Das Institut für Facility Management (IFM) der ZHAW ist die führende Adresse auf dem Gebiet des Facility Managements. Das IFM hat als einziges Hochschulinstitut in der Schweiz einen umfassenden Leistungsauftrag im Facility Management: Lehre auf Bachelor- und Masterstufe, Weiterbildung (MAS), Forschung und Entwicklung sowie Dienstleistungen. Das Institut arbeitet intensiv mit der Wirtschaft und öffentlichen Institutionen zusammen. Das Institut arbeitet wissenschaftsbasiert und anwendungsorientiert in der Forschung und Entwicklung neuer Geschäftsfelder, Strategien, Prozesse und Anwendungsgebiete. Die Tätigkeitsschwerpunkte des IFM betreffen folgende Forschungsfelder: Life Cycle, Energy und  Workplace Management, Facility Management in Health Care, Consumer Science / Consumer FM, Knowledge + Behavior sowie Strategy, Models, Concepts.

> pom+Consulting AG


pom+ erbringt als Schweizer Beratungsunternehmen Dienstleistungen für Immobilien, Infrastrukturen, Unternehmen und Organisationen aus den Bereichen Bau, Facility, Property, Portfolio und Asset Management. Die Kernkompetenzen von pom+ umfassen Performancemessung, Strategieentwicklung, Ressourcenoptimierung und Technologieeinsatz. Der Lebenszyklus der Immobilien und Infrastrukturen steht dabei immer im Zentrum. 60 hochqualifizierte Mitarbeitende Hoch- und Fachhochschulabsolventen überzeugen mit Fachwissen, ausgewiesener Erfahrung und dem Know-how von pom+ aus rund 5‘000 Projekten. Mit Hauptsitz in Zürich und Niederlassungen in Basel, Bern, Lausanne und St. Gallen berät pom+ seit 1996 über 400 Kunden aus der ganzen Schweiz und dem Ausland. pom+ wurde 2008 mit dem ESPRIX AWARD für Business Excellence ausgezeichnet und vier Jahre später auf höchster europäischer Ebene für die kontinuierliche Verbesserung im Bereich Total-Quality-Management gewürdigt. pom+ erhielt am Europäischen EFQM Excellence Award 2012 den Preis für Führen mit Vision, Inspiration und Integrität. Eine Anerkennung für modernes, mitarbeiterorientiertes Human Ressource Management, die sich auch im Gewinn des Swiss HR-Awards 2012 für KMU widerspiegelt.

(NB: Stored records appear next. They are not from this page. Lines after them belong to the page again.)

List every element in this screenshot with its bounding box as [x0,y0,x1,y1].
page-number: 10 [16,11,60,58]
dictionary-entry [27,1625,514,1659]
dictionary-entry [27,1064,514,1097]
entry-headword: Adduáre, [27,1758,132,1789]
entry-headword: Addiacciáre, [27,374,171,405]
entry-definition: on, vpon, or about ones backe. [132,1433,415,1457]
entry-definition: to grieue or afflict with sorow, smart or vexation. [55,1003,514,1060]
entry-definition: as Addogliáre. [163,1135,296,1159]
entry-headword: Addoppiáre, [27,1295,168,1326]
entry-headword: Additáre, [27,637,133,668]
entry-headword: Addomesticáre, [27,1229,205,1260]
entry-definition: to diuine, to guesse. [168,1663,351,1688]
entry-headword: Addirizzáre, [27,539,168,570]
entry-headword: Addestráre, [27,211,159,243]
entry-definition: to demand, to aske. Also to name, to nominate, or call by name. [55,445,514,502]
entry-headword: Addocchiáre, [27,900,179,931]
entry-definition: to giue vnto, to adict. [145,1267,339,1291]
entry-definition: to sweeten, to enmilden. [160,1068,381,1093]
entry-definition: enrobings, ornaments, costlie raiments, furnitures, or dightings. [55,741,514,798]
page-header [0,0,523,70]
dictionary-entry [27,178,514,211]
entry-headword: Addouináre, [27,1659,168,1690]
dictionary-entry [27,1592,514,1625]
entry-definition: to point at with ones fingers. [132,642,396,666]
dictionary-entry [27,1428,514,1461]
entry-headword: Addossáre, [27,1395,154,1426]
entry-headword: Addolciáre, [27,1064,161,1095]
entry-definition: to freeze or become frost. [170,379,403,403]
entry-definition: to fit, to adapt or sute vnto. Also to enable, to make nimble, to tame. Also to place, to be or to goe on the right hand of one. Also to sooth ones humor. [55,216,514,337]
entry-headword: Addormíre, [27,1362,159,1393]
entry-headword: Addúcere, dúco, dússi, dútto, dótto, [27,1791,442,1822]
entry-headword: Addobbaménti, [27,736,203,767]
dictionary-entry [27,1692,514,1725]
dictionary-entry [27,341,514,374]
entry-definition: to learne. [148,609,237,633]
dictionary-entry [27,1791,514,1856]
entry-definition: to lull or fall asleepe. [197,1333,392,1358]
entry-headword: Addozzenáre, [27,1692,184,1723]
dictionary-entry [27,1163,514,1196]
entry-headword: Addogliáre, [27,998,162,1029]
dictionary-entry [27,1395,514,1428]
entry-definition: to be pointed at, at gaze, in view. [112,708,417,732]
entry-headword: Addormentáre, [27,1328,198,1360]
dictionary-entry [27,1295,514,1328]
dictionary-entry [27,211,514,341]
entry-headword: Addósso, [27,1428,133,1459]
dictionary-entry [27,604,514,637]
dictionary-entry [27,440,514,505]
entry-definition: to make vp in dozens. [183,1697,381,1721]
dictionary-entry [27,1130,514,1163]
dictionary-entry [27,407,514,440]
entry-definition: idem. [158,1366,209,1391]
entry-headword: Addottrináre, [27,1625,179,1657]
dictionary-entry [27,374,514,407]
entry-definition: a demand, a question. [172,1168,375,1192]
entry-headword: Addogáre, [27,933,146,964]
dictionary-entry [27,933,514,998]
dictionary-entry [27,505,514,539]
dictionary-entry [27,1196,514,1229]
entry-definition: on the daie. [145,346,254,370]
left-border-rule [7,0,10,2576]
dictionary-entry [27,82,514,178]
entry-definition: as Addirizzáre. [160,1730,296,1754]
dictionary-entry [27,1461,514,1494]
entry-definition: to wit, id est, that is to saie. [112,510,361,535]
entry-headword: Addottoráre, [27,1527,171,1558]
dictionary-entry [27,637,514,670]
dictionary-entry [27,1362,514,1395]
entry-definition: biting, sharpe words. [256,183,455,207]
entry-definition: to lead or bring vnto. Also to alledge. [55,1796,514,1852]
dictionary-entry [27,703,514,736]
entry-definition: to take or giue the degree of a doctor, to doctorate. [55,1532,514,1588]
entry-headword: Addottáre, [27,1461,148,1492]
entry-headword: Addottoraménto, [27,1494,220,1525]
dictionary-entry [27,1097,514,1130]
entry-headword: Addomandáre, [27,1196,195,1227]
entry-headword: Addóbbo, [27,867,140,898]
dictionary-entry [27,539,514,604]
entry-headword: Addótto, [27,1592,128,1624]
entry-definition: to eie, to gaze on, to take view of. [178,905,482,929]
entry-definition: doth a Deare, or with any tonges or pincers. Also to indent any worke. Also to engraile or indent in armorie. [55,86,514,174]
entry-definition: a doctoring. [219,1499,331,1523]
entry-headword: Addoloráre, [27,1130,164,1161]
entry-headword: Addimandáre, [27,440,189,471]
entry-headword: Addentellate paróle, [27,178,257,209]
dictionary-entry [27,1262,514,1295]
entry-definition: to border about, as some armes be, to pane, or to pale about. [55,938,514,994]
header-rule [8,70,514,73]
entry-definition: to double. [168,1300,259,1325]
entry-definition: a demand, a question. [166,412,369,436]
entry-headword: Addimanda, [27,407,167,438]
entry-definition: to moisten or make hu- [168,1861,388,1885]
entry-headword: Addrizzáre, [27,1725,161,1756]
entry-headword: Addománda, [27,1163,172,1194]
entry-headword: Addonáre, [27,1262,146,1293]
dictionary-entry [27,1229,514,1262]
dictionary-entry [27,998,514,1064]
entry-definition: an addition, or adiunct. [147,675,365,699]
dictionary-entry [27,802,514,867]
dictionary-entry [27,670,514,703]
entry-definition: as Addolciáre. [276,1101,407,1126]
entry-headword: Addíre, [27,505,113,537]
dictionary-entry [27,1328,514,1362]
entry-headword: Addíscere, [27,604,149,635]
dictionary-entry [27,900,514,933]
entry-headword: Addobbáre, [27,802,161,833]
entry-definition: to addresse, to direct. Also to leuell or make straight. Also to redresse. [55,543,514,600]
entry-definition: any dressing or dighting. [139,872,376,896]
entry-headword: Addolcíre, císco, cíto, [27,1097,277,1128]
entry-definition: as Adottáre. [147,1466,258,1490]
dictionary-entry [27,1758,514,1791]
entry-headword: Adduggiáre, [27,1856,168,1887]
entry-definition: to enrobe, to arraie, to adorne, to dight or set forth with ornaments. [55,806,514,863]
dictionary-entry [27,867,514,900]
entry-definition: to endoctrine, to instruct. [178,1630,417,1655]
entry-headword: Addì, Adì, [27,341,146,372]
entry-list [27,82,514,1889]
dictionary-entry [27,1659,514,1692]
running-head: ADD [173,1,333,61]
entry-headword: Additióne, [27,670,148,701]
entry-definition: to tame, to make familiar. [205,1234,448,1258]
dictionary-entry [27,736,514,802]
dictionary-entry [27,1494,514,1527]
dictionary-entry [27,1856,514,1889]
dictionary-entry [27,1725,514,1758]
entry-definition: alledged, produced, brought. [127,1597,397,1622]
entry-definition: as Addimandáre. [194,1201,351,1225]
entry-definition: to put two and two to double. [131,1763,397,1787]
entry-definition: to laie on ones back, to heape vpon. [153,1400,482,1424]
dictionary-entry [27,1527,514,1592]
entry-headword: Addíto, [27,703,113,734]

Mit dem FM Monitor verfügt pom+ über den grössten Schweizer FM-Benchmarkingpool und sorgt seit 2002 für Transparenz in der Immobilienbranche. Als weitere wichtige Publikation hat sich der PMRE Monitor etabliert, der die zentralen Prozesse im Immobilienmanagement im Detail analysiert. pom+ setzt in allen Bereichen stark auf die Synergie zwischen Theorie und Praxis und unterstützt zahlreiche Forschungs- und Innovationsprojekte, um den Bedürfnissen des Marktes gerecht zu werden. Im Mittelpunkt stehen dabei immer Themen, mit denen sich der Markt in Zukunft auseinandersetzen wird.